Hugs and kisses to everyone going through this for a first or second even more times! It never gets easier to deal with!
Xxxxxx
 
Losing a baby before you ever really get to know them is really difficult. I just went through my first muscarriage and got a D&C yesterday. Up until now, I kept my mind on the procedure and how nervous I was. Today is the first day it's all sinking in. Everyone knew I was pregnant, as I was neatly 12 weeks (should have been 12 weeks today). Now I wish I never told anyone. I can't bear to face anyone, especially at work. I only told them so they would let me take it easy (I'm a nurse, and on my feet nearly all day.. And heavy lifting is an every day thing).

It is very hard to recover from the loss, as I'm sure you know. But we will make it through this with a happy ending eventually, I just know it. I wish I could try again now.

I wish you the best of luck!
 
OP- I am so, so sorry that you're going through this again. :nope: It is so completely unfair. I love your attitude though and I hope you get your rainbow baby soon!! You guys definitely deserve it!! :hugs:

Now I wish I never told anyone. I can't bear to face anyone, especially at work.

Calvin, I'm so sorry you're feeling this way now. I assume since the D&C was so recent that you haven't gone back to work yet? Hopefully you'll find that your co-workers are really supportive. I'm really glad that my bosses knew about my pregnancy because they were WONDERFUL during my loss. One of them brought me flowers and they both kept offering to give me time off or cover my workload for me if I needed to take it easy. It was wonderful to have one more support network and to know that work would understand if I was having an off day.
 
I've had seven miscarriages total yet I have two beautiful miracle children to prove I CAN carry to term. Even though I've had even more difficulty sustaining a pregnancy since my DD was born two years ago, I just found out I have had an infection that can cause clotting issues and miscarriage (both of which I've struggled with since my DS was born 3 1/2 years ago). It's likely I've had this infection since I had my DS and it's the cause of my bleeding issues. We also discovered with my last mc in July, that I have a problem with low progesterone. We had assumed this but it was confirmed this time so there's another piece to the puzzle.

So, there is light at the end of the tunnel. That tunnel might seem long and horribly endless but, after five and half years of unexplained miscarriages and pregnancy complications, I'm FINALLY finding answers. I'm getting there and I'm certain you will too.
 
OP- I am so, so sorry that you're going through this again. :nope: It is so completely unfair. I love your attitude though and I hope you get your rainbow baby soon!! You guys definitely deserve it!! :hugs:

Now I wish I never told anyone. I can't bear to face anyone, especially at work.

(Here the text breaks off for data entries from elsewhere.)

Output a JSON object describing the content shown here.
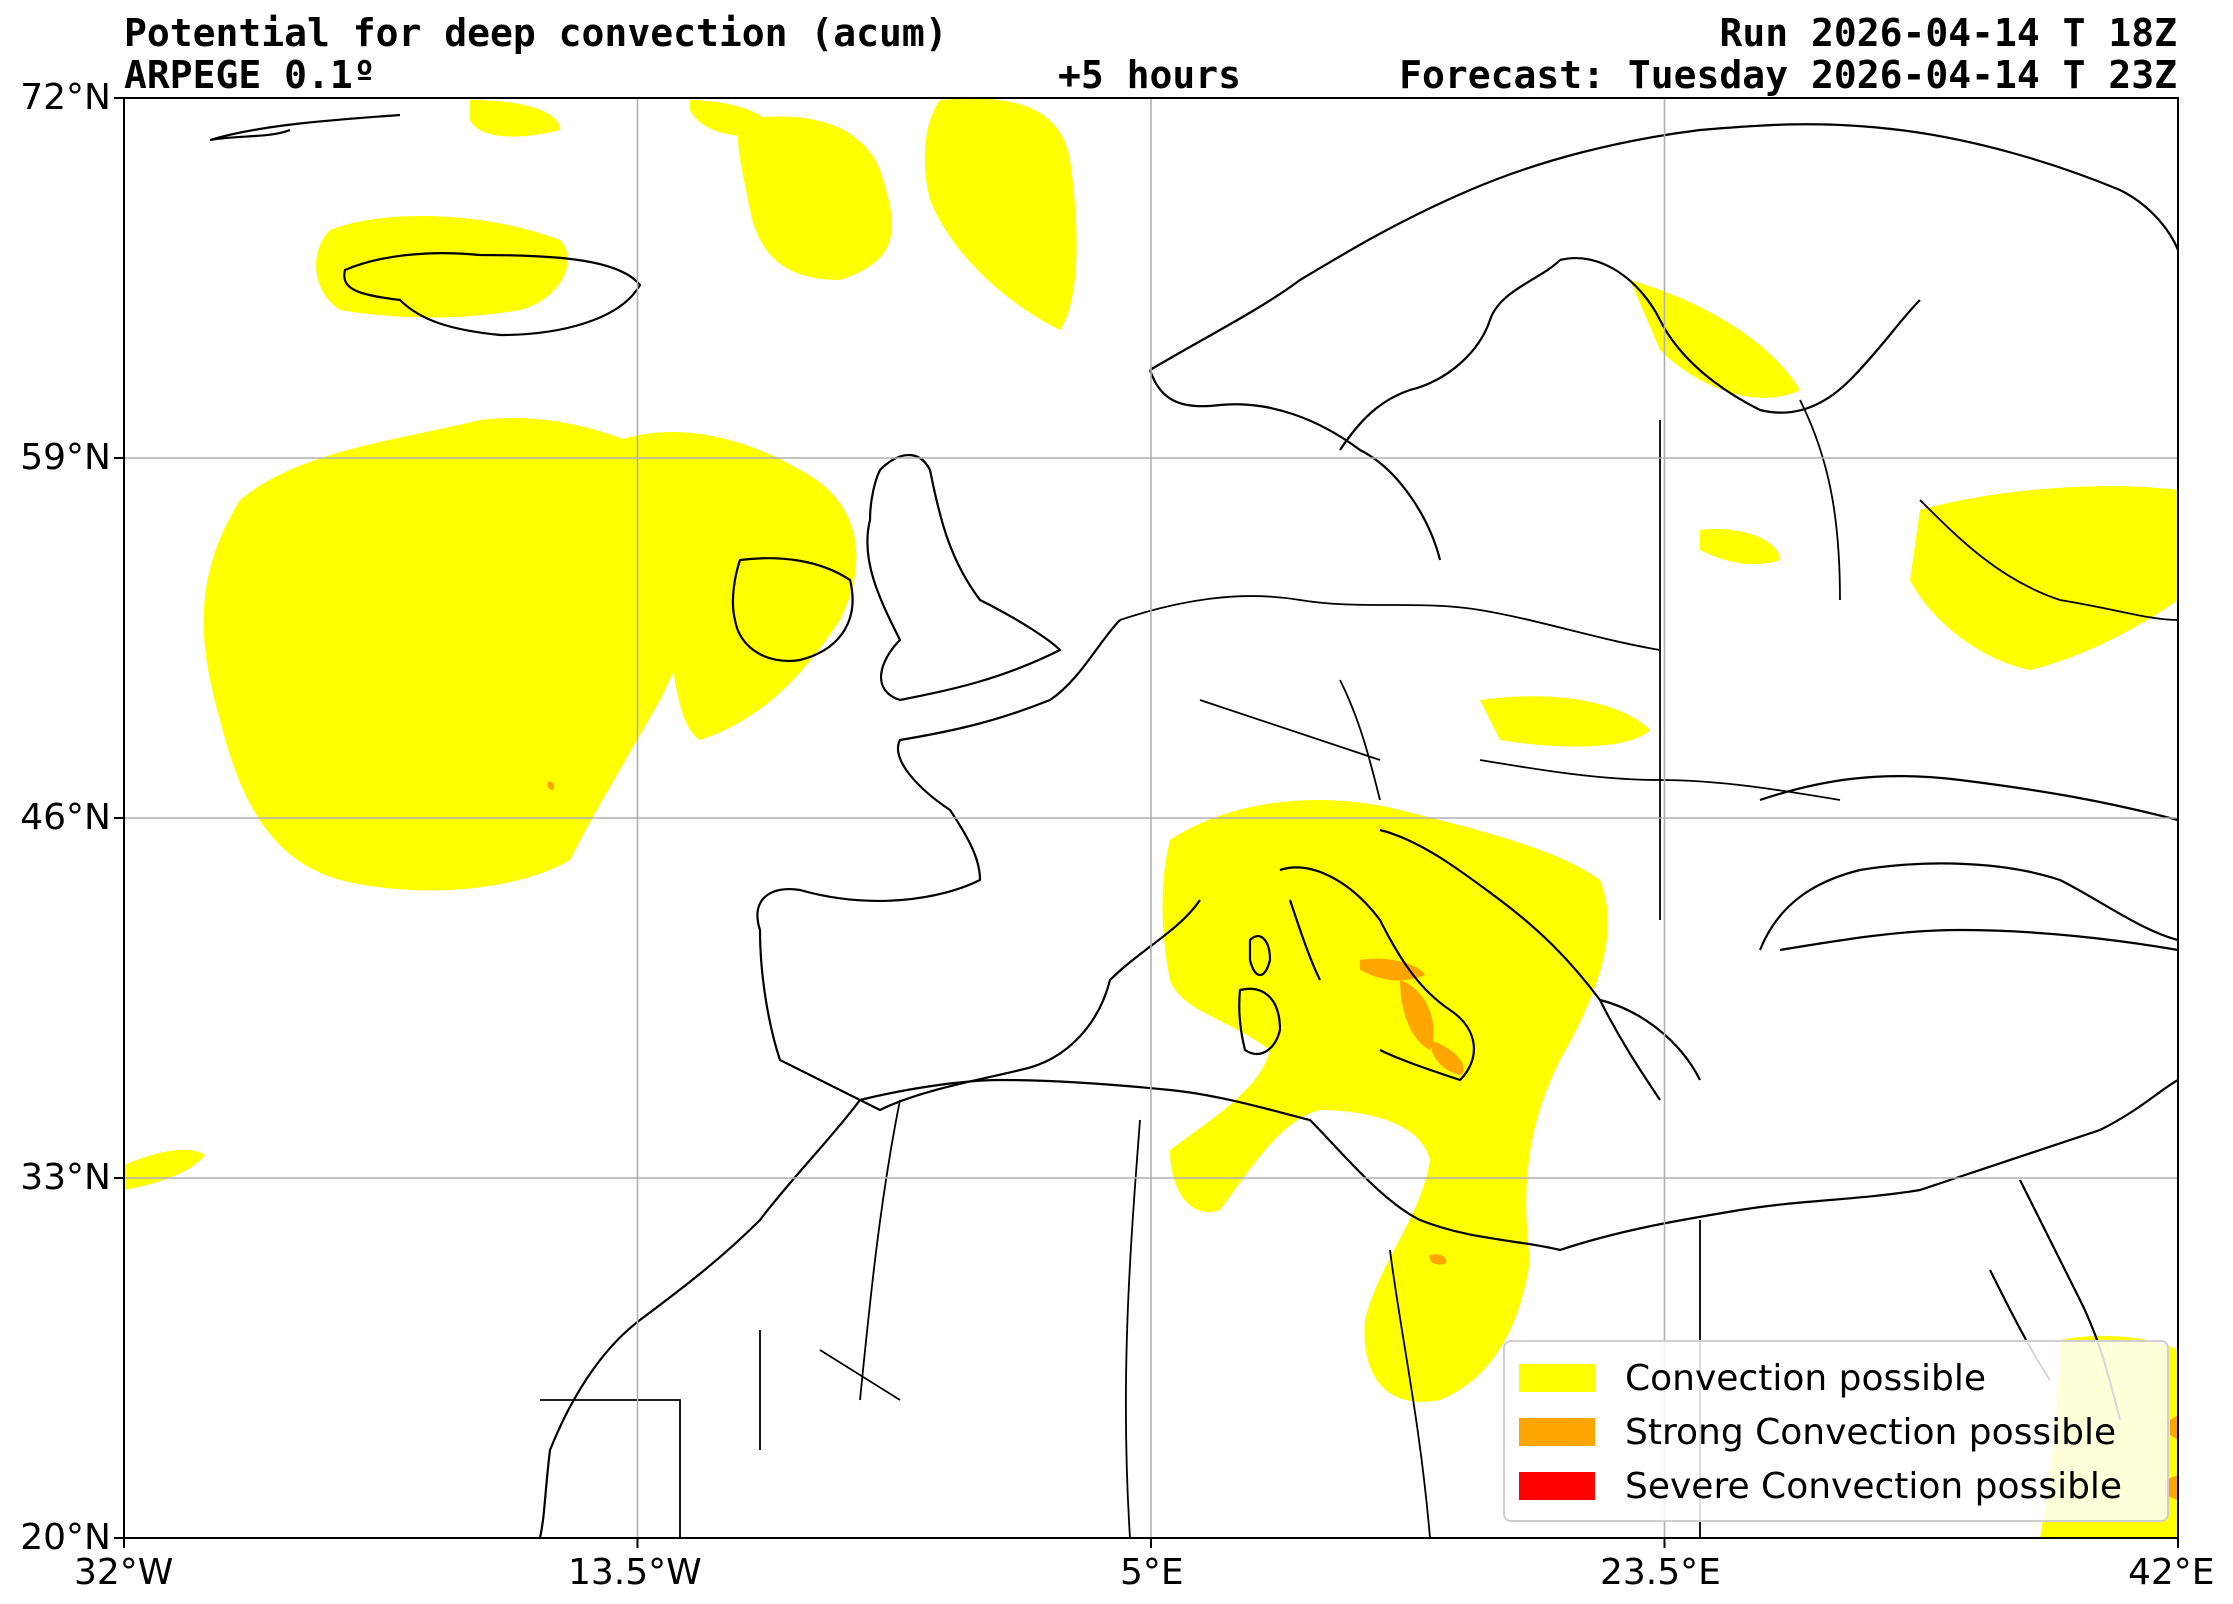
{
  "header": {
    "title": "Potential for deep convection (acum)",
    "model": "ARPEGE 0.1º",
    "lead_time": "+5 hours",
    "run": "Run 2026-04-14 T 18Z",
    "forecast": "Forecast: Tuesday 2026-04-14 T 23Z"
  },
  "axes": {
    "lat_ticks": [
      "72°N",
      "59°N",
      "46°N",
      "33°N",
      "20°N"
    ],
    "lon_ticks": [
      "32°W",
      "13.5°W",
      "5°E",
      "23.5°E",
      "42°E"
    ],
    "lon_range": [
      -32,
      42
    ],
    "lat_range": [
      20,
      72
    ],
    "grid": true
  },
  "legend": {
    "placement": "bottom-right",
    "items": [
      {
        "label": "Convection possible",
        "color": "#ffff00"
      },
      {
        "label": "Strong Convection possible",
        "color": "#ffa500"
      },
      {
        "label": "Severe Convection possible",
        "color": "#ff0000"
      }
    ]
  },
  "colors": {
    "convection": "#ffff00",
    "strong": "#ffa500",
    "severe": "#ff0000",
    "coastline": "#000000",
    "grid": "#b0b0b0"
  }
}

Calvin, I'm so sorry you're feeling this way now. I assume since the D&C was so recent that you haven't gone back to work yet? Hopefully you'll find that your co-workers are really supportive. I'm really glad that my bosses knew about my pregnancy because they were WONDERFUL during my loss. One of them brought me flowers and they both kept offering to give me time off or cover my workload for me if I needed to take it easy. It was wonderful to have one more support network and to know that work would understand if I was having an off day.

I work in a nursing home as a nurse. It's rough because there are 4 other pregnant employees there. One is about to give birth, the others are about 8-10 weeks pregnant. It's going to be hard to see them grow, and not be there with them. :cry:

My D&C was just a couple days ago. They gave me 11 days off, which is a bit much, but I'm a bit appreciative of it. Everyone knew I was pregnant, and when I get back to work, chances are only some people will have heard about my loss. I feel ashamed to face the one's who will still think I'm pregnant. Maybe it's silly, I just don't anyone to say a thing about it. I want them to pretend they never knew in the first place.